September 01, 2009 01:37 am | Updated 01:37 am IST

Medical ghostwriting, according to a researcher, “occurs when someone makes substantial contributions to a manuscript without attribution or disclosure. It is considered bad publication practice in the medical sciences, and some argue it is scientific misconduct.” An extreme case is what the U.S.-based Wyeth Pharmaceuticals did, according to a cache of 1500 documents that is now in the public realm. Wyeth hired professional ghostwriters to make a major contribution to the production of 26 papers that were published in 18 medical journals between 1998 and 2005. The papers showed in good light Prempro — the corporation’s blockbuster hormone therapy drug prescribed to menopausal women — in the face of mounting evidence of increased breast cancer risk from taking the drug. Even after this particular ghostwriting scandal was brought to light by a U.S. Senator, the documents would have remained out of reach but for the public-spirited intervention of PLoS Medicine , an open access journal, and The New York Times . The two acted as intervenors in the litigation brought against the drug company by thousands of affected women.

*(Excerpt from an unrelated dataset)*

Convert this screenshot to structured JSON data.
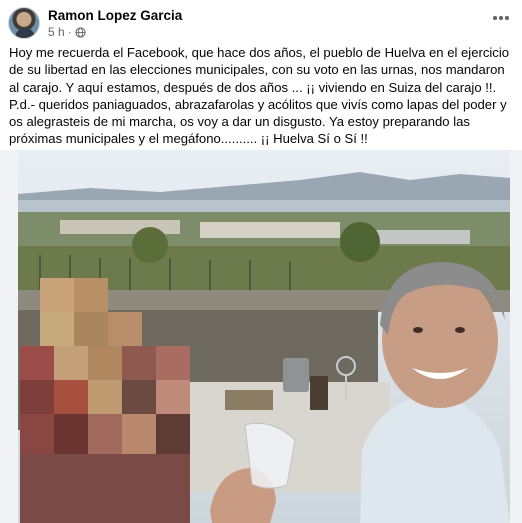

It is scandalous that ghostwritten papers that mimic well-researched science manage to get published in reputed medical journals. The effect is to mislead doctors by playing down the harmful effects of the drug and encouraging them to prescribe it to more patients. What is shocking is the willingness of researchers of repute to lend their names to the ghostwritten papers. Since the number of newly discovered molecules is very small, pharmaceutical companies sometimes feel obliged to make the most out of commercially available drugs. This is believed to be a major factor behind medical ghostwriting. One way to counter this is to punish the researchers who collude in such sharp practices. Unlike in the case of data manipulation and science fraud, universities have not shown much inclination to crack the whip against academics who lend their names to the ghostwritten papers. Where even the U.S. government failed, a group of medical journal editors succeeded in bringing about more transparency and accountability in the way clinical trials are conducted — by obliging drug companies to register trials prior to enrolling the first volunteer. They have also achieved a measure of success in obliging authors to disclose any conflict of interest. Conscientious journal editors and publishers have a big responsibility to ensure that unscrupulous sections of the pharmaceutical industry do not use their journals to mislead the scientific community and cause injury to the public.